Po kryzysie azjatyckim z drugiej połowy lat 90. XX wieku na światowe szerokie wody wypłynęły koreańskie firmy technologiczne, takie jak LG czy Samsung. Jeszcze kilka lat temu do ich produktów podchodzono z rezerwą. Dziś w wielu działach sektora nowych technologii są wiodącymi markami, a konkurencyjne firmy skwapliwie korzystają z dostarczanych przez nie rozwiązań.
Po kryzysie z początku XXI wieku odrodził się Apple, a nowo powstały Google rozwinął skrzydła. Obecny kryzys świetnie wykorzystują do umocnienia pozycji rynkowej chińskie firmy telekomunikacyjne, takie jak Huawei i ZTE. Obie jeszcze kilka lat temu działały na lokalnym rynku.
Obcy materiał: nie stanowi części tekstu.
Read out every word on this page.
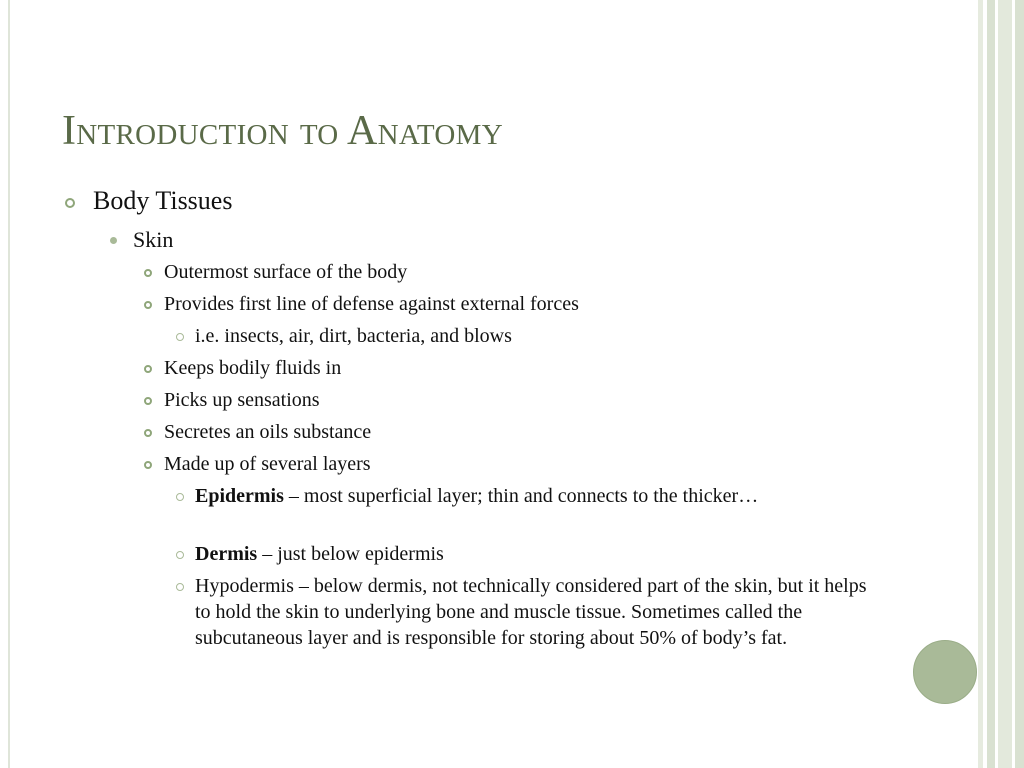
Introduction to Anatomy
Body Tissues
Skin
Outermost surface of the body
Provides first line of defense against external forces
i.e. insects, air, dirt, bacteria, and blows
Keeps bodily fluids in
Picks up sensations
Secretes an oils substance
Made up of several layers
Epidermis – most superficial layer; thin and connects to the thicker…
Dermis – just below epidermis
Hypodermis – below dermis, not technically considered part of the skin, but it helps to hold the skin to underlying bone and muscle tissue. Sometimes called the subcutaneous layer and is responsible for storing about 50% of body’s fat.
I panowało przekonanie, że ich produkty to kopie technologii amerykańskich i europejskich gigantów. Dziś śmiało rozpychają się na świecie, a wiele oferowanych przez nie rozwiązań wytycza kierunki w telekomunikacyjnych technologiach.
Na rodzimym rynku kryzys także przynosi zmiany liderów. Recesja w branży budowlanej z początku XXI wieku pozwoliła rozwinąć skrzydła kilku niewielkim wówczas firmom, takim jak Erbud i Unibep.
Szukanie nowych liderów to trudne zadanie. Prostsze wydaje się poszukiwanie bezpiecznych przystani. Na świecie przez wiele lat uchodziła za nią Szwajcaria. Dziś szukającym takich miejsc w Europie analitycy polecają Norwegię i Szwecję. A jeśli ktoś chce inwestować w krajach strefy euro, wskazują na Holandię i Niemcy.
A gdzie inwestują Norwegowie? Norweski państwowy fundusz, który inwestuje pieniądze uzyskane z wydobycia ropy, w ostatnich miesiącach zmniejszał zaangażowanie w obligacje krajów strefy euro i brytyjskie oraz w akcje. Inwestował m.in. w obligacje niemieckie, amerykańskie i japońskie.